Leveraging Genomics and Transcriptomics for Gene Discovery in Dry Pea
Abstract
Over the past two decades, there has been a significant increase in the utilization of DNA marker-based mapping studies to genetically map and further improve complex quantitative traits. A major caveat of this approach is that genetic mapping of the underlying genes conferring target phenotypes is challenging often due to the extent of long-range linkage disequilibrium (LD) in the genome, particularly in self-pollinated crops.

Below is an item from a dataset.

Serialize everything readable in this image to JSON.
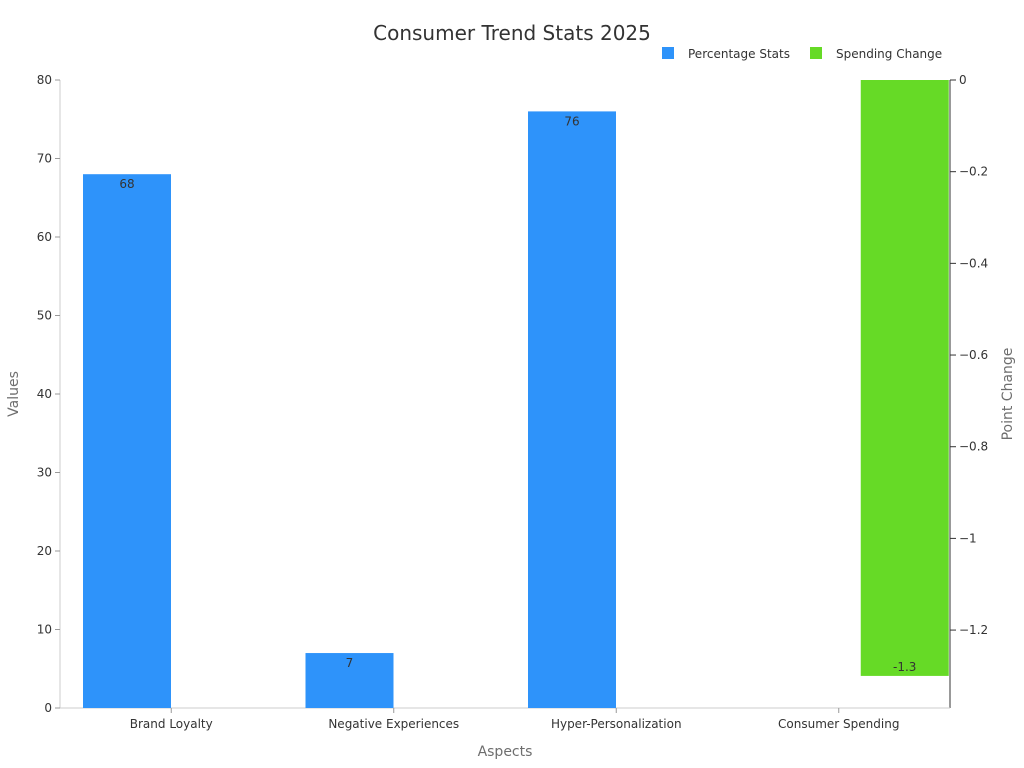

Recent technologies allow us to examine expression-phenotype associations using transcriptome-wide association studies (TWAS) which is independently affected by LD, unlike in the case of genetic markers. This is of greatest utility in species where linkage disequilibrium is extensive such as dry pea, where genes can be prioritized for association with a trait because their expression patterns are independent. The goal of this study is to use gene expression collected from the developing pods of pea and the TWAS approach for mapping and prioritizing likely causal genes underlying seed protein content and yield. As the effective population size (Ne) of the USDA (United States Department of Agriculture) diversity panel provided substantial genetic variation, we utilized 300 USDA pea lines from within the collection and performed a comprehensive single-tissue, multi-environment TWAS across six diverse environments (2 years * 2 locations) in the major pea growing regions in the USA. As we compared the results of TWAS with genome-wide association studies (GWAS), we detected more common and unique set of strongly associated genes. In all TWAS models, the significant genes exhibited clear differentiation, unlike in the case of GWAS. A joint analysis of GWAS and TWAS results using the fisher’s combined test (FCT) increased the power of detecting more trait-associated genes including RGB. Using GWAS, TWAS and FCT models, we detected 45 genes for protein, 60 genes for yield, and 20 genes that were common to both traits. These results highlight the complex interaction between genetic factors and environmental influences in shaping the genetic architecture of seed yield and protein. Our study proved that multi-omics strategy increases the gene mapping resolution by surpassing the GWAS and/or TWAS approach, and highlights the potential phenotypic consequences of regulatory variation in dry pea.